Experiences Documenting and Remediating Enterprise Technical Debt
In our experience conducting architecture evaluations, the impact of technical debt often reaches beyond the scope of a single system or project. What we refer to as enterprise technical debt (ETD) debt consists of choices expedient in the short term, but often problematic over the long term. Because ignoring it can have significant consequences, architects should be alert for enterprise technical debt, and when they come across it, they should not let it get overlooked or ignored. In this post, I provide examples of enterprise technical debt and the risk it represents taken from real-world projects.
Below, I provide a case study in which we worked with an organization to implement our ETD management approach by creating a technical debt registry and dashboard in a Jira issue-tracking environment. I describe our journey managing ETD and share experiences to help readers deal with some of the challenges we faced along the way. This blog is organized into three sections:
- capturing enterprise technical debt descriptions
- storing and tracking enterprise technical debt items
- elaborating technical debt descriptions to motivate action
Capturing Enterprise Technical Debt Descriptions
Rough descriptions of ETD provide a good starting point, but more detail and structure are needed to determine the actions necessary to mitigate the debt. In this section, I will share practices useful for describing ETD at the right level of detail. I will also provide a template for organizing technical debt description information. The information in this section is adapted from the book Managing Technical Debt.
If you have never done it before, producing a technical debt description can be daunting. To get started, it’s helpful to adapt user stories to inform your descriptions. A user story might take this form:
As a <>, I want <> to <> so that <>.
For instance, consider a real-world situation we encountered in our role as architecture evaluators in which project requirements called for exchanging data between Applications A and B (a shared schema scenario). A user story for this situation might look like this:
As <Organization x>, we want to enable <Application teams A and B> to <make system changes independently> so that <Application teams A and B can deliver features more quickly>.
Now that you have something to work with, you just need a little more detail. One trick to developing detail is to enhance the user story by documenting the who, what, when, where, how, and why information (5Ws). The story should focus on what you would like the future to look like once debt is resolved. For example, the following paragraph presents the 5W version of the basic technical debt description above:
As chief architect (who), I would like to implement a new interoperability solution or design pattern such that when Applications team A makes a change, such as adding new user interface data element impacting the persistence layer (when), Application B is not impacted and vice versa (what). For example, a possible solution may involve creating an API to encapsulate the persistence layer (where), thereby insulating Application B from persistence layer changes (how). The benefit of this solution is that both Application A and B teams can deliver features more quickly because less coordination between teams will be required (why).

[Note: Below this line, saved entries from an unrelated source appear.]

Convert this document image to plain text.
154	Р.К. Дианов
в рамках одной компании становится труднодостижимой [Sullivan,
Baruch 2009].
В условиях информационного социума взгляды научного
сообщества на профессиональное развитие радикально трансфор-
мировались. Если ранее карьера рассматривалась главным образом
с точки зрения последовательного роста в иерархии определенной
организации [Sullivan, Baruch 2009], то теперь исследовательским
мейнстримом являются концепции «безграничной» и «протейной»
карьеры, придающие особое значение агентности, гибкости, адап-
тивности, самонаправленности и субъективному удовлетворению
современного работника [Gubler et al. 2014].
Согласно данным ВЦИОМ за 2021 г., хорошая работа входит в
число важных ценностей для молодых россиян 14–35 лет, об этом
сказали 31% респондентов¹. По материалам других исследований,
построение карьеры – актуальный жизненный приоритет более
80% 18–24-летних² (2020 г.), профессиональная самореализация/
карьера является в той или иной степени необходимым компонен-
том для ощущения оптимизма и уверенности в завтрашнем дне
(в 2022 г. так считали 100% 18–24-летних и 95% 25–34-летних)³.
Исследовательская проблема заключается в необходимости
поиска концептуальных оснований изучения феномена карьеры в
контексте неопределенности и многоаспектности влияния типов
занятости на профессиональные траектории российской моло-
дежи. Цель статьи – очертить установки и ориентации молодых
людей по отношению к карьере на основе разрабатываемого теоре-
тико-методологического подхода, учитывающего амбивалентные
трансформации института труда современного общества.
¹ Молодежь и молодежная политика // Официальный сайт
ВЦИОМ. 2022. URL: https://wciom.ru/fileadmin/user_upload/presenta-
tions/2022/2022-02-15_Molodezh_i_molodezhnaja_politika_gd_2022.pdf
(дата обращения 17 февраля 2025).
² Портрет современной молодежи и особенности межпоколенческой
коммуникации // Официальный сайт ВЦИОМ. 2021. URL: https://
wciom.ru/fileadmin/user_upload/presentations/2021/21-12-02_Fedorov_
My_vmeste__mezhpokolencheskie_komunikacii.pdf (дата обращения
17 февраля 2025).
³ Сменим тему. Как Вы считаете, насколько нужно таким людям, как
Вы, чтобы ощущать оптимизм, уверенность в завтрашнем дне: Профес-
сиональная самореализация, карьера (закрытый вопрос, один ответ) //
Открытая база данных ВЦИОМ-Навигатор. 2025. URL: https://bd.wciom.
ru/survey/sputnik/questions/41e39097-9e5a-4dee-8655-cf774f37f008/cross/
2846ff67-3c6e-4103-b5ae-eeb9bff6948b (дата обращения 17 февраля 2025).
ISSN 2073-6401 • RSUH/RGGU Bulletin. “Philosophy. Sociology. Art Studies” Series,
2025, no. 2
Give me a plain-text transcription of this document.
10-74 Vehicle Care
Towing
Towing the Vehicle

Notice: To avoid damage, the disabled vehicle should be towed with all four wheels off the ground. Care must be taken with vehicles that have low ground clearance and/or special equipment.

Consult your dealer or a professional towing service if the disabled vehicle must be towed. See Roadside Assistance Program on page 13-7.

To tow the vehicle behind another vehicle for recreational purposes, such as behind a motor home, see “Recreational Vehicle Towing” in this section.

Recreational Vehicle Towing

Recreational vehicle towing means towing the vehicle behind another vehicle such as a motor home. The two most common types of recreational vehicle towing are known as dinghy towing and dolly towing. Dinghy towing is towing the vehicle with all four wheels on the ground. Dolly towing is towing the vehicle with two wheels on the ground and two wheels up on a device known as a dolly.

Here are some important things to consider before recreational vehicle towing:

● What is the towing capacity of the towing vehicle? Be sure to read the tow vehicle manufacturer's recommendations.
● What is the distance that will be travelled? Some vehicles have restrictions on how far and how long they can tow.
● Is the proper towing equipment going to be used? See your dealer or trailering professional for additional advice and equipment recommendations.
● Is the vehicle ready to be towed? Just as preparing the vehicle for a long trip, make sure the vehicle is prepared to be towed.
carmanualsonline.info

Now you have better detail, but the description you’ve created is cumbersome to read. To improve readability, we put the issue into the structured Technical Debt Item Template shown in Table 1 below. The template field names are listed in the left column, template field descriptions in the middle column, and the shared schema example pasted into the right column.
Table 1: Shared Schema, Technical Debt Item
Shared Schema Example
What is it? This field is a shorthand name for the technical debt item.
Tightly Coupled Shared Schema Integration
Where do you observe the technical debt in the affected development artifacts, and where do you expect it to accumulate?
The current implementation uses a shared database schema as a data exchange mechanism between Applications A and B. When shared schema changes are made without coordination, there can be unanticipated impact on Application A and/or B.
Why is it important to address this technical debt item? What is the consequence if this is not addressed?
Examples of consequences may include, but are not limited to:
· increasing or high costs due to the current state
· reduced productivity
· increased defects
· software quality issues (e.g., security, availability)
Tight coupling between applications and shared schema create potential for unintended impact when persistence layer changes are made. For example, a change in the schema may break the user interface or business logic of Application A, B, or both. The need for coordination of these changes slows down the pace at which the teams can implement features.
As a workaround, teams have copied data in their project environments and set up complex and error-prone electronic transfer and load (ETL) jobs to keep data synchronized. When the ETL jobs fail, occasionally data stores become inconsistent.
Describe the work needed to eliminate the debt, if any. When should the remediation occur to reduce or eliminate the consequences?
Replace shared schema solution with an application programming interface (API) for application data exchange. This insulates Applications A and B from persistent layer changes.
Assign a person or team. Who is responsible for servicing the debt? While in most cases the who aspect can be trivial, in some situations the debt resolution may need to be assigned to external parties. If remediation is significantly postponed, this field can communicate that decision.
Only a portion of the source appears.